How I Learned To Stop Worrying And Love Engagement

2  The Issue Of Trust

A few years ago I came close to losing faith in the discipline of communications. Problems arose that our hitherto powerful comms methods seemed unable to address. How come? We had the messages, we had the reach and the frequency.

Unfortunately we had lost the trust.

Working in government comms for over 20 years it’s easy to forget about trust. Generally, people trust government departments and agencies (politicians still have a problem, of course).

Even in these cynical times, the vast majority of Australians don’t believe the conspiracy theories about fluoridating water or monitoring people’s data. Even the biggest conspiracy theory of all regarding climate change seems in the process of abandonment by all but the most committed deniers.

Nonetheless, government can lose the trust of the community when it’s seen to be implementing a controversial policy, or looks confused, disorganized or lazy. In my own Road to Damascus experience, government was seen to be wrong-headed, high handed and invasive. After 12 months of this there was very little trust left.

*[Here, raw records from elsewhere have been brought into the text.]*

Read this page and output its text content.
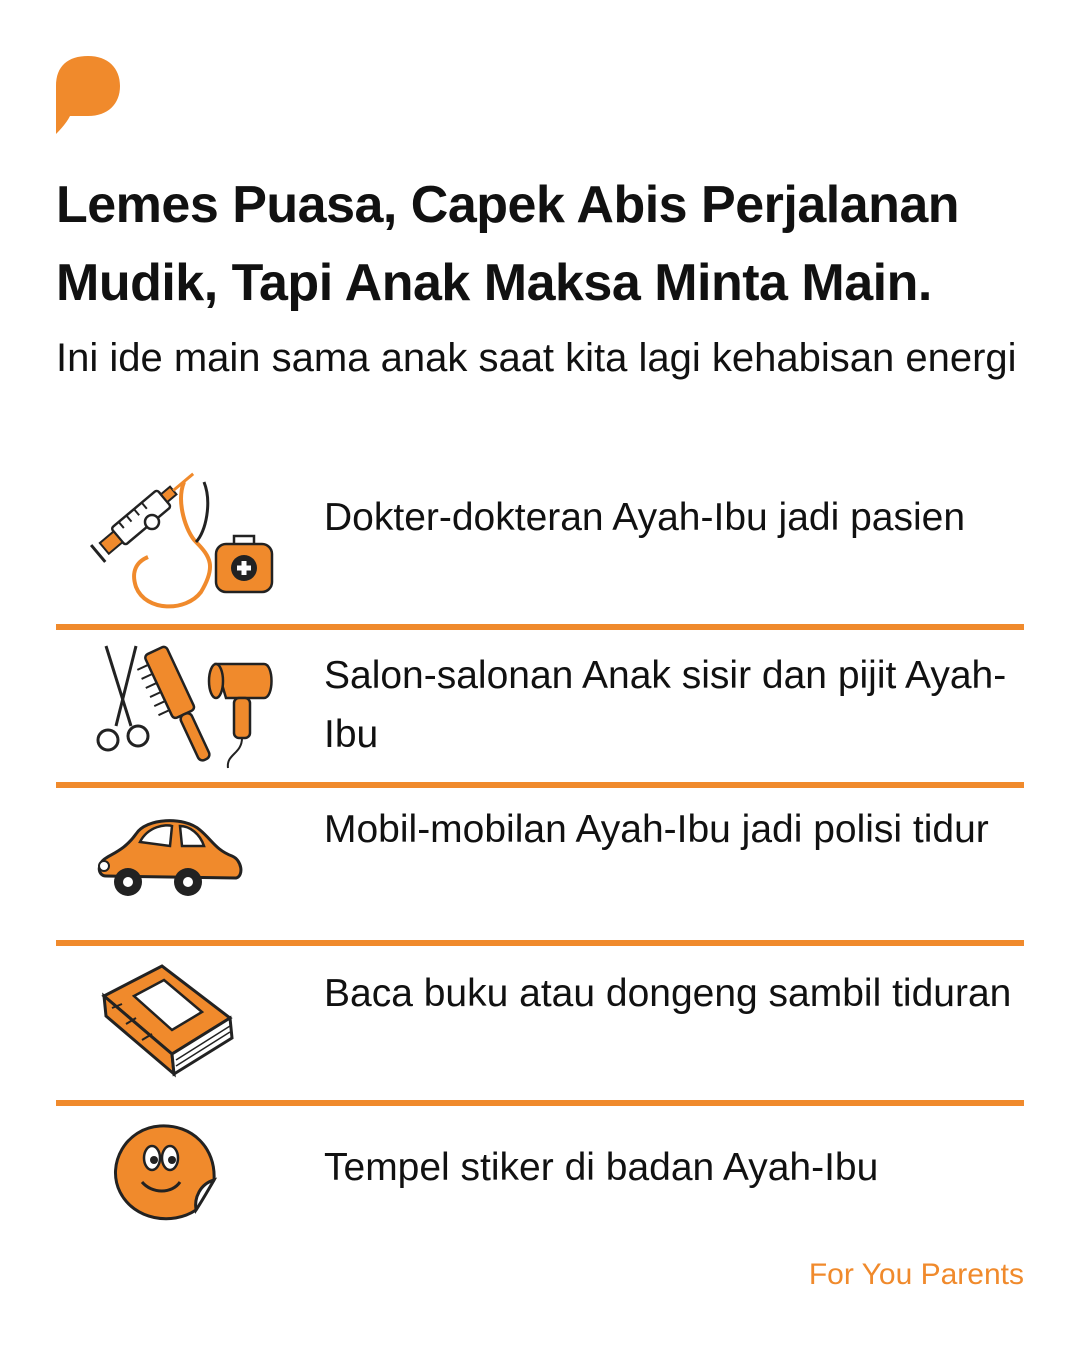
Lemes Puasa, Capek Abis Perjalanan Mudik, Tapi Anak Maksa Minta Main.

Ini ide main sama anak saat kita lagi kehabisan energi

Dokter-dokteran Ayah-Ibu jadi pasien
Salon-salonan Anak sisir dan pijit Ayah-Ibu
Mobil-mobilan Ayah-Ibu jadi polisi tidur
Baca buku atau dongeng sambil tiduran
Tempel stiker di badan Ayah-Ibu
For You Parents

What I learned from this situation is that sometimes you have to acknowledge that your comms isn’t going to be enough, stop trying to persuade people and start engaging with them.

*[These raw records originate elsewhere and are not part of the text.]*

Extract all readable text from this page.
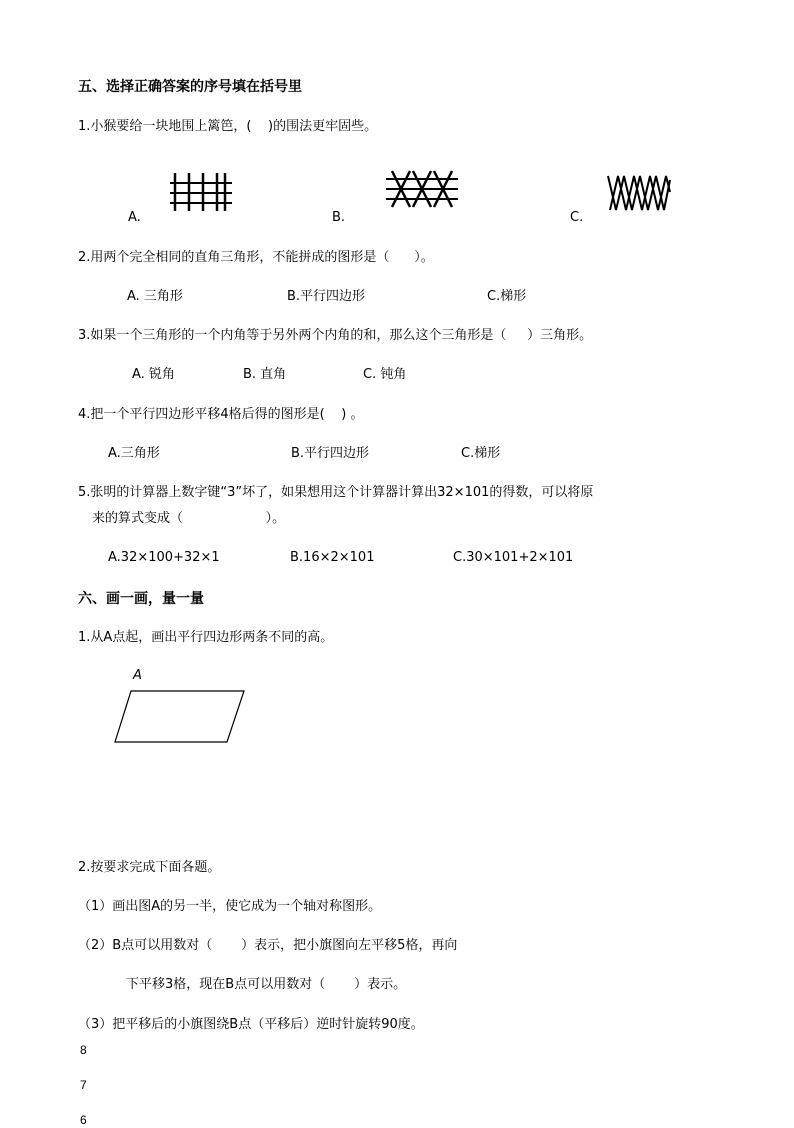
五、选择正确答案的序号填在括号里
1.小猴要给一块地围上篱笆，(    )的围法更牢固些。
A.	B.	C.
2.用两个完全相同的直角三角形，不能拼成的图形是（      ）。
A. 三角形	B.平行四边形	C.梯形
3.如果一个三角形的一个内角等于另外两个内角的和，那么这个三角形是（     ）三角形。
A. 锐角	B. 直角	C. 钝角
4.把一个平行四边形平移4格后得的图形是(    ) 。
A.三角形	B.平行四边形	C.梯形
5.张明的计算器上数字键“3”坏了，如果想用这个计算器计算出32×101的得数，可以将原
来的算式变成（                    ）。
A.32×100+32×1	B.16×2×101	C.30×101+2×101
六、画一画，量一量
1.从A点起，画出平行四边形两条不同的高。
A
2.按要求完成下面各题。
（1）画出图A的另一半，使它成为一个轴对称图形。
（2）B点可以用数对（       ）表示，把小旗图向左平移5格，再向
下平移3格，现在B点可以用数对（       ）表示。
（3）把平移后的小旗图绕B点（平移后）逆时针旋转90度。
8
7
6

Since then I’ve been trained in engagement techniques, which I’ve used in a variety of situations. I now see comms and engagement related, and complementary in many ways, but as coming from very different places.

Communications – at least as I was taught it 20 years or so ago – works from the premise that the communicator acts on a target audience. The basis of engagement, on the other hand, is about working with the stakeholders.

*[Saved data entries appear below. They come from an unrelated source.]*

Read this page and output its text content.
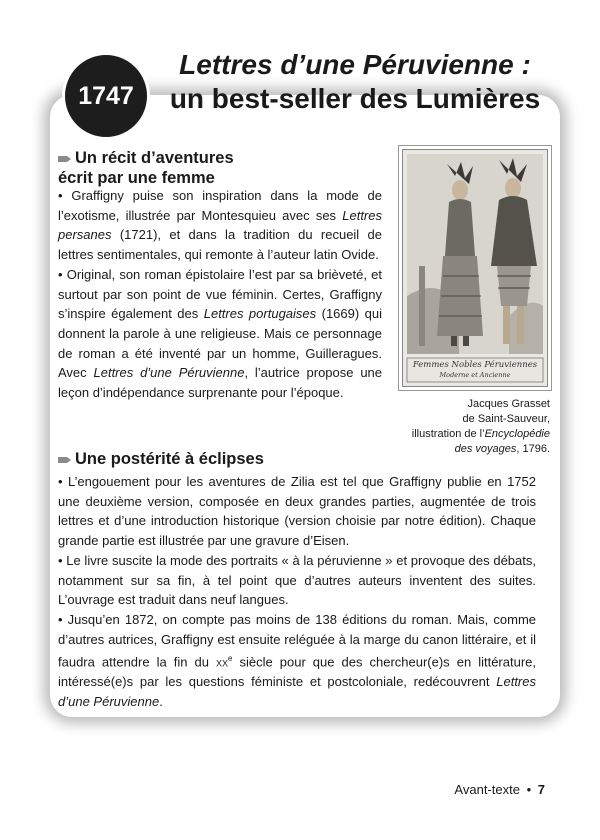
1747
Lettres d’une Péruvienne :
un best-seller des Lumières
Un récit d’aventures
écrit par une femme

• Graffigny puise son inspiration dans la mode de l’exotisme, illustrée par Montesquieu avec ses Lettres persanes (1721), et dans la tradition du recueil de lettres sentimentales, qui remonte à l’auteur latin Ovide.

• Original, son roman épistolaire l’est par sa brièveté, et surtout par son point de vue féminin. Certes, Graffigny s’inspire également des Lettres portugaises (1669) qui donnent la parole à une religieuse. Mais ce personnage de roman a été inventé par un homme, Guilleragues. Avec Lettres d’une Péruvienne, l’autrice propose une leçon d’indépendance surprenante pour l’époque.

Femmes Nobles Péruviennes
Moderne et Ancienne
Jacques Grasset
de Saint-Sauveur,
illustration de l’Encyclopédie
des voyages, 1796.
Une postérité à éclipses

• L’engouement pour les aventures de Zilia est tel que Graffigny publie en 1752 une deuxième version, composée en deux grandes parties, augmentée de trois lettres et d’une introduction historique (version choisie par notre édition). Chaque grande partie est illustrée par une gravure d’Eisen.

• Le livre suscite la mode des portraits « à la péruvienne » et provoque des débats, notamment sur sa fin, à tel point que d’autres auteurs inventent des suites. L’ouvrage est traduit dans neuf langues.

• Jusqu’en 1872, on compte pas moins de 138 éditions du roman. Mais, comme d’autres autrices, Graffigny est ensuite reléguée à la marge du canon littéraire, et il faudra attendre la fin du $xx^e$ siècle pour que des chercheur(e)s en littérature, intéressé(e)s par les questions féministe et postcoloniale, redécouvrent Lettres d’une Péruvienne.

Avant-texte • 7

Once I started thinking along these lines, it really struck me that communications was somewhat warlike – think of the language – ‘target audiences’, ‘campaigns’, ‘strategy’, ‘penetration’, ‘hits’. We’re not such a violent lot really, but I think communications is in the business of seeking power over people – their knowledge, their attitudes, their choices – by firing off our messages at them. Certainly those of us in government are doing this for the greater good.

On the other hand, with engagement we start from the position that we don’t have a monopoly of truth or moral authority. We have stuff to bring, you have stuff to bring; let’s both bring our stuff and see what we can achieve.

History – even fairly recent – suggests that government could once get its way because it was ‘the expert’, it had the power, and it was perceived by the community to have a mandate – and the community by and large felt it had to accept what it did.

That era is over, and governments now have to accept that they too need social license to operate.

Communications is still powerful and hopefully, for government, a powerful force for good, but it only works when the trust is there. When trust is lost, comms loses its mojo and becomes just words. And that’s where engagement comes in.